Guest Author - Rebecca Graf
The first Union general to implement the ‘Anaconda Plan’ was Winfield Scott. He was one of many working with President Abraham Lincoln attempting to come up with an idea to end the war quickly and with as little bloodshed as possible. Scott believed that the plan that would become the Anaconda Plan was the right way to go.
Scott’s plan was to wrap about the Atlantic seaboard and the Gulf of Mexico through the Mississippi River to cut the Southern states off. It would bring the South to its knees as it would be unable to get supplies and would be completely cutoff from the rest of the world. It would be squeezed like how an anaconda would squeeze its victims.
When Scott proposed the plan to surround the South and squeeze it, it was not accepted well as it was deemed too passive. Lincoln and those around him wanted the war to end quickly which meant more aggressive acts aimed toward the Confederate states. Aside from being too passive, it would also require more manpower than the Union had at the time. The number of miles that would have to be covered reached into the thousands. Time and men were not on the North’s side at that time.

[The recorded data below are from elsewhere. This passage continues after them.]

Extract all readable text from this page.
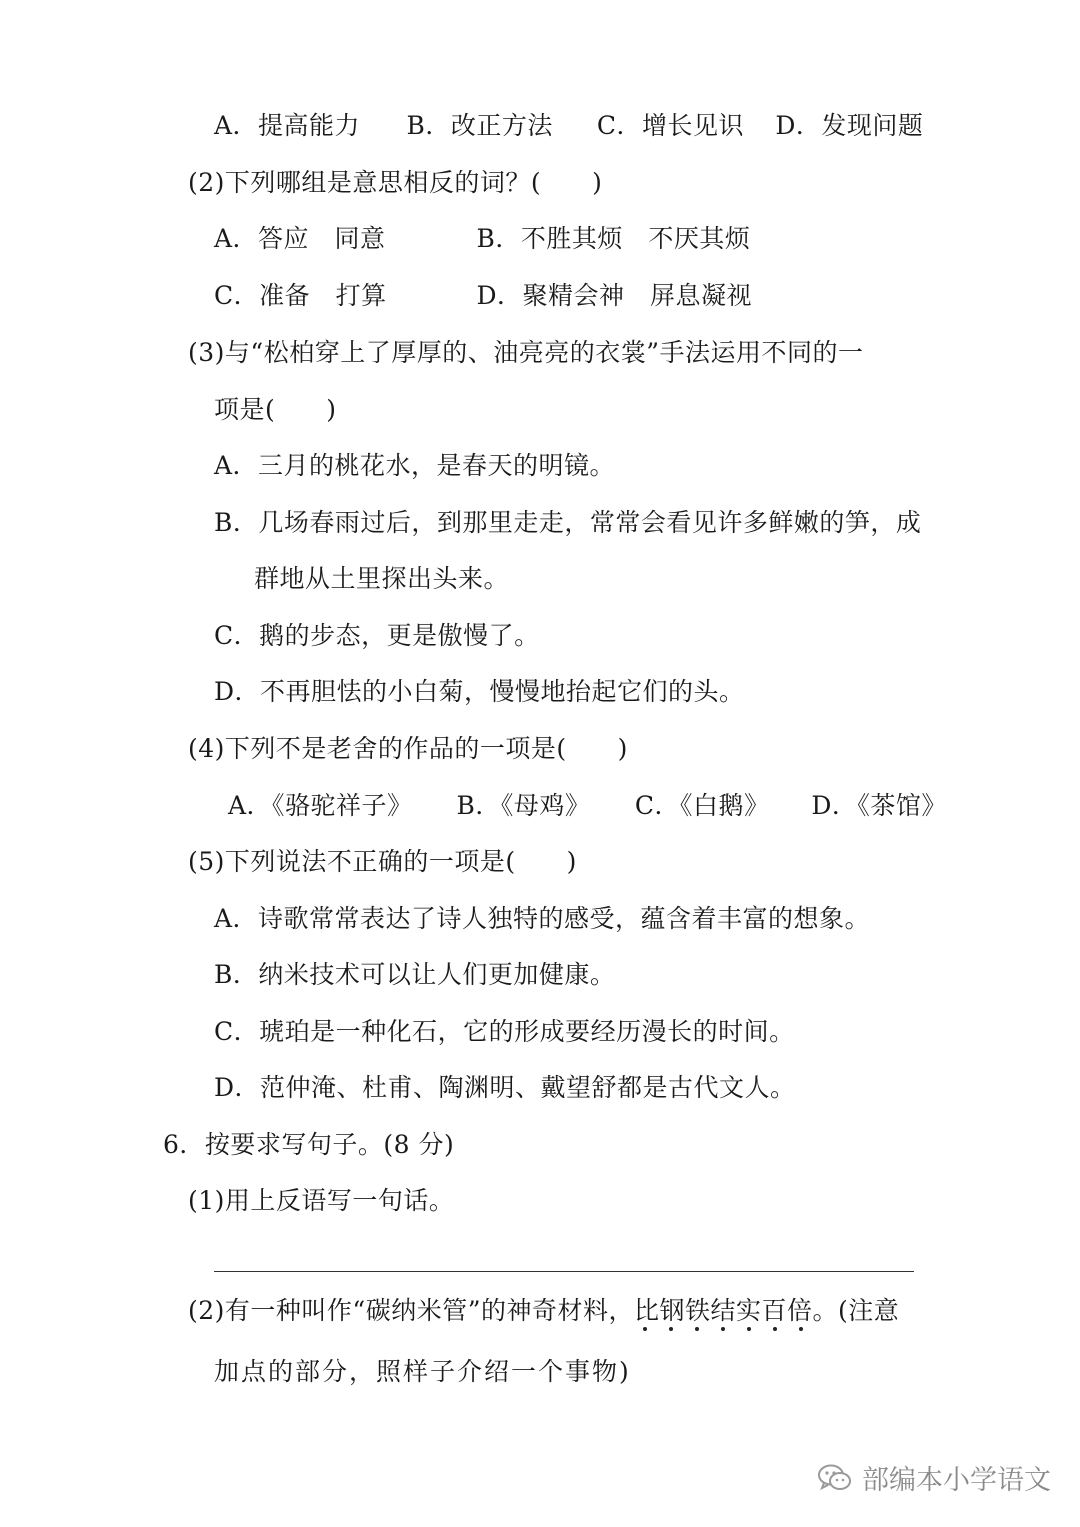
A．提高能力 B．改正方法 C．增长见识 D．发现问题
(2)下列哪组是意思相反的词？(　　)
A．答应　同意	B．不胜其烦　不厌其烦
C．准备　打算	D．聚精会神　屏息凝视
(3)与“松柏穿上了厚厚的、油亮亮的衣裳”手法运用不同的一
项是(　　)
A．三月的桃花水，是春天的明镜。
B．几场春雨过后，到那里走走，常常会看见许多鲜嫩的笋，成
群地从土里探出头来。
C．鹅的步态，更是傲慢了。
D．不再胆怯的小白菊，慢慢地抬起它们的头。
(4)下列不是老舍的作品的一项是(　　)
A．《骆驼祥子》 B．《母鸡》 C．《白鹅》 D．《茶馆》
(5)下列说法不正确的一项是(　　)
A．诗歌常常表达了诗人独特的感受，蕴含着丰富的想象。
B．纳米技术可以让人们更加健康。
C．琥珀是一种化石，它的形成要经历漫长的时间。
D．范仲淹、杜甫、陶渊明、戴望舒都是古代文人。
6．按要求写句子。(8 分)
(1)用上反语写一句话。
(2)有一种叫作“碳纳米管”的神奇材料，比钢铁结实百倍
。(注意
加点的部分，照样子介绍一个事物)
部编本小学语文
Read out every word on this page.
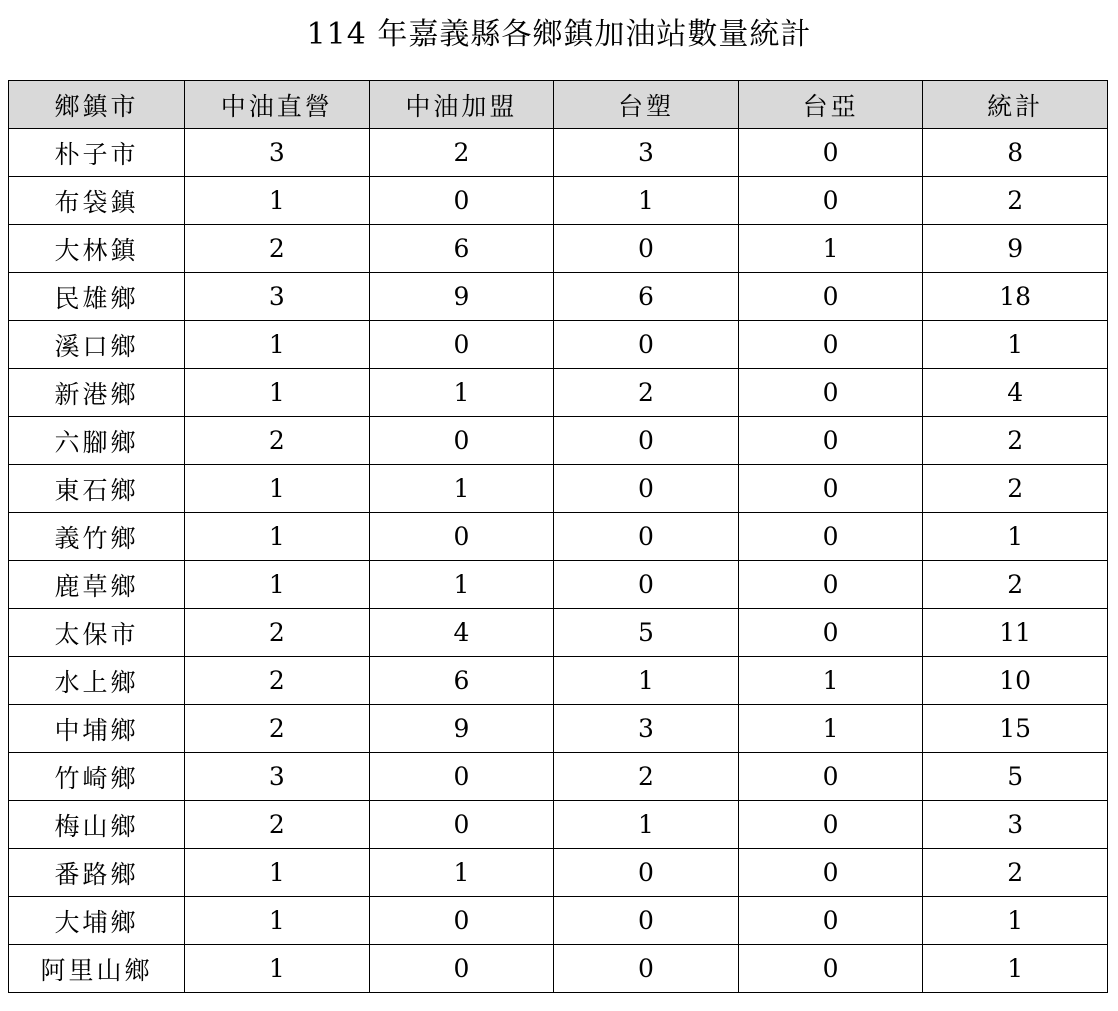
114 年嘉義縣各鄉鎮加油站數量統計
鄉鎮市	中油直營	中油加盟	台塑	台亞	統計
朴子市	3	2	3	0	8
布袋鎮	1	0	1	0	2
大林鎮	2	6	0	1	9
民雄鄉	3	9	6	0	18
溪口鄉	1	0	0	0	1
新港鄉	1	1	2	0	4
六腳鄉	2	0	0	0	2
東石鄉	1	1	0	0	2
義竹鄉	1	0	0	0	1
鹿草鄉	1	1	0	0	2
太保市	2	4	5	0	11
水上鄉	2	6	1	1	10
中埔鄉	2	9	3	1	15
竹崎鄉	3	0	2	0	5
梅山鄉	2	0	1	0	3
番路鄉	1	1	0	0	2
大埔鄉	1	0	0	0	1
阿里山鄉	1	0	0	0	1
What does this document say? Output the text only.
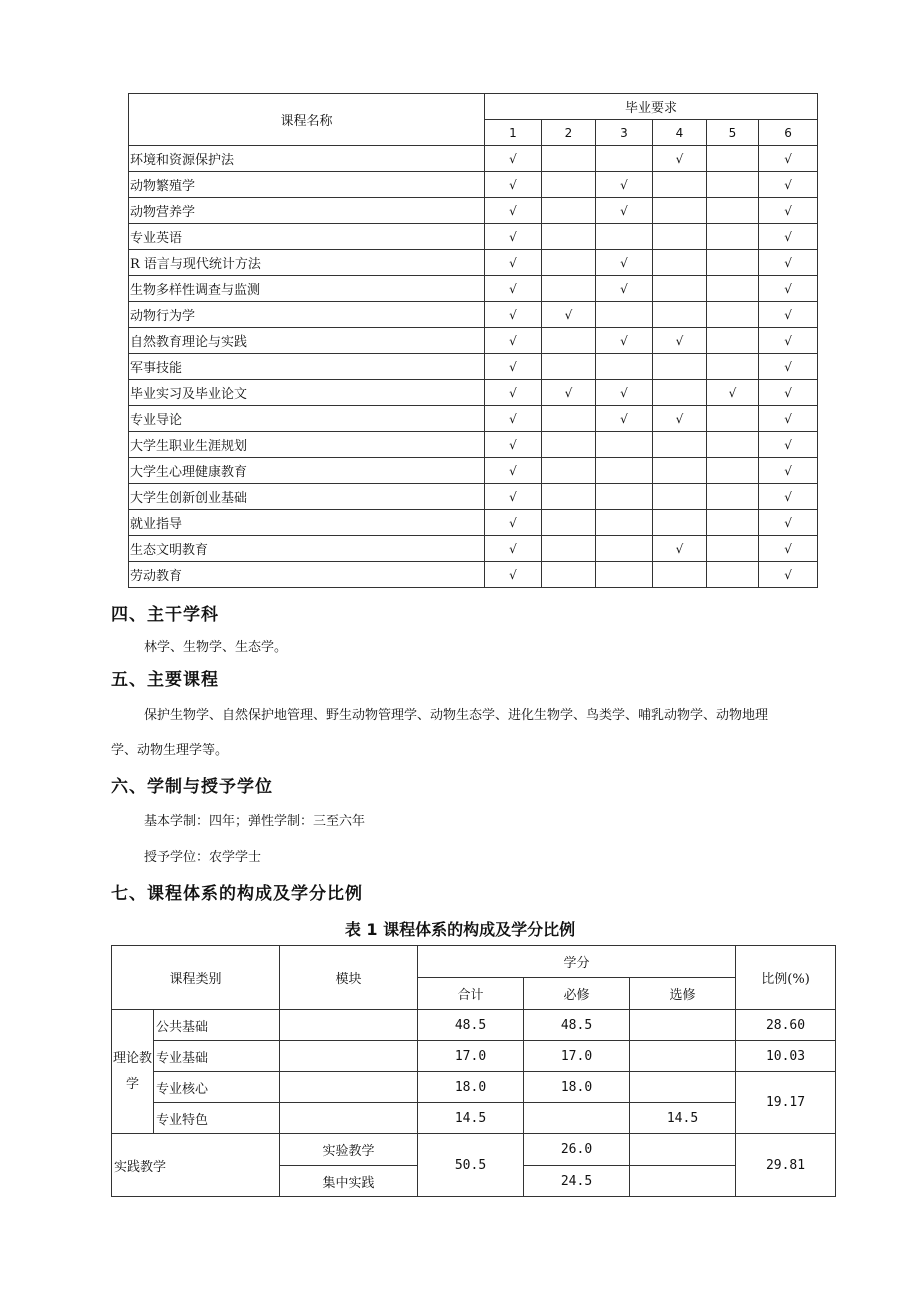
课程名称	毕业要求					
	1	2	3	4	5	6
环境和资源保护法	√			√		√
动物繁殖学	√		√			√
动物营养学	√		√			√
专业英语	√					√
R 语言与现代统计方法	√		√			√
生物多样性调查与监测	√		√			√
动物行为学	√	√				√
自然教育理论与实践	√		√	√		√
军事技能	√					√
毕业实习及毕业论文	√	√	√		√	√
专业导论	√		√	√		√
大学生职业生涯规划	√					√
大学生心理健康教育	√					√
大学生创新创业基础	√					√
就业指导	√					√
生态文明教育	√			√		√
劳动教育	√					√
四、主干学科

林学、生物学、生态学。

五、主要课程

保护生物学、自然保护地管理、野生动物管理学、动物生态学、进化生物学、鸟类学、哺乳动物学、动物地理

学、动物生理学等。

六、学制与授予学位

基本学制：四年；弹性学制：三至六年

授予学位：农学学士

七、课程体系的构成及学分比例

表 1 课程体系的构成及学分比例

课程类别		模块	学分			比例(%)
			合计	必修	选修	
理论教学	公共基础		48.5	48.5		28.60
	专业基础		17.0	17.0		10.03
	专业核心		18.0	18.0		19.17
	专业特色		14.5		14.5	
实践教学		实验教学	50.5	26.0		29.81
		集中实践		24.5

In addition to that, the Anaconda Plan could bring the rest of the world reaching out the South in sympathy. With the North virtually strangling the South, Europe could come to their support and tipping the tide of the war. The plan was more than a way to end the war. It could have severe world political repercussions.
As the war progressed, leadership began to look more favorably on the plan and adopted it in the aggressive format they wanted which included Sherman’s march to the sea. The intent was to combine that with taking the Mississippi and the Cumberland rivers to begin squeezing the South and end the war before more blood was shed. The main objective was to move via land while implementing a limited version of the plan to enforce the stranglehold. It proved successful.
The question then becomes whether or not it would have been successful if it had been implemented earlier in the war.